An overview of the SCIMAP toolkit.
Minerva is a suite of software tools that enables interactive viewing and sharing of large image data (Rashid et al., 2021; Hoffer et al., 2020). Currently, we have released Minerva Author, a tool that lets you easily create and annotate images, and Minerva Story, a narrative image viewer for web hosting. Additional tools are in active development - go to the Minerva wiki for the most up-to-date information about the Minerva suite.
A screenshot from a Minerva story on primary lung cancer - view the story here.
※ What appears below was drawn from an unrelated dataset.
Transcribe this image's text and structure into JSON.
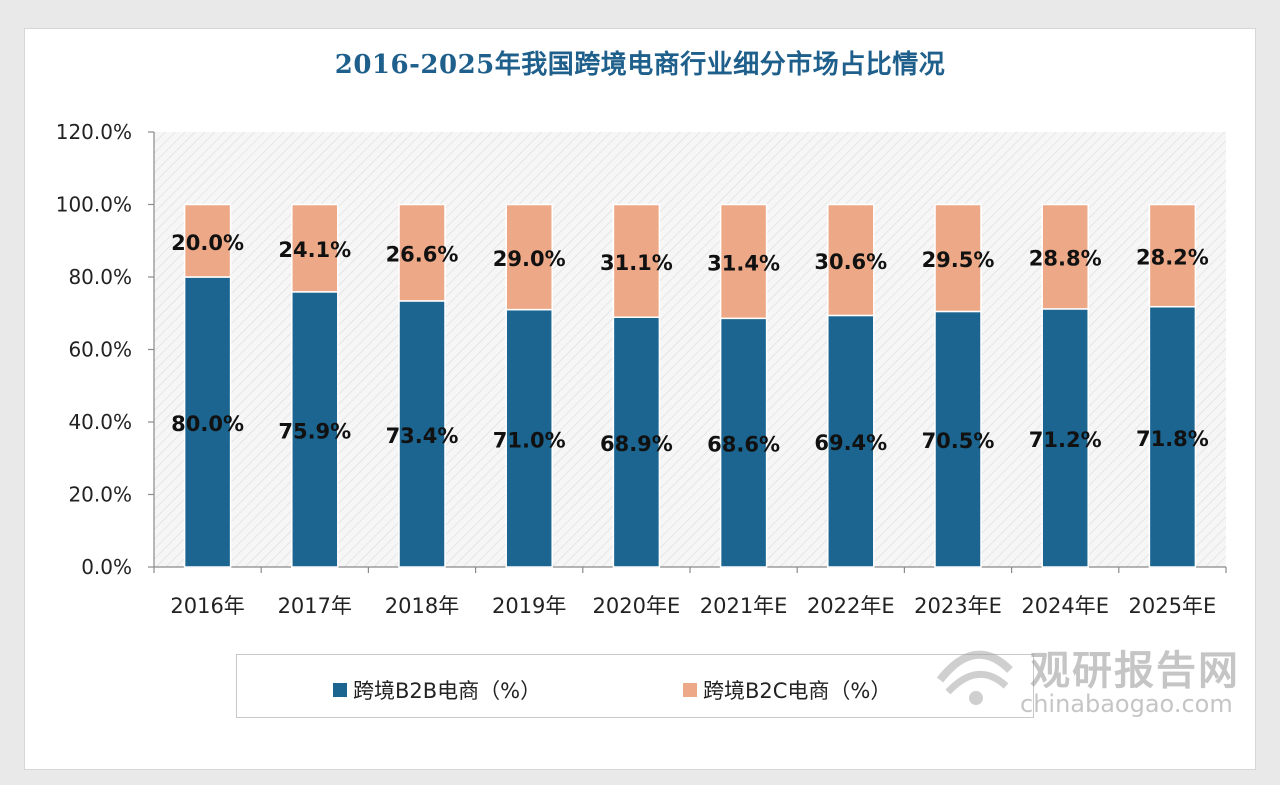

Walk through the process of turning image tiles into single-cell segmented mosaic image:
MCMICRO Pipeline Visual Guide
**Missing something?? – Suggest a module for us to develop in the future!**
We release The Exemplar Microscopy Images of Tissues dataset (EMIT) to enable the development additional modules for MCMICRO. Presently, the dataset consists of one TMA and one set of whole-slide images, acquired using multiple imaging platforms. The dataset provides real-world scenarios for testing of image processing methods, and we expect to expand the dataset with additional images in the future.
MCMICRO is designed to solve the problem of processing high volumes of tissue image data and yield reliable image mosaics and single cell data. It does not, however, solve all problems associated with the analysis and publication of images. We strongly recommend that laboratories also adopt the database and visualization tools provided by the OME community. The OME community is welcoming and has many online resources that discuss the topics described above; OME sponsors multiple workshops and conferences of interest to new and experienced microscopists.
In our laboratories, we use MCMICRO, OME/OMERO and MINERVA in parallel.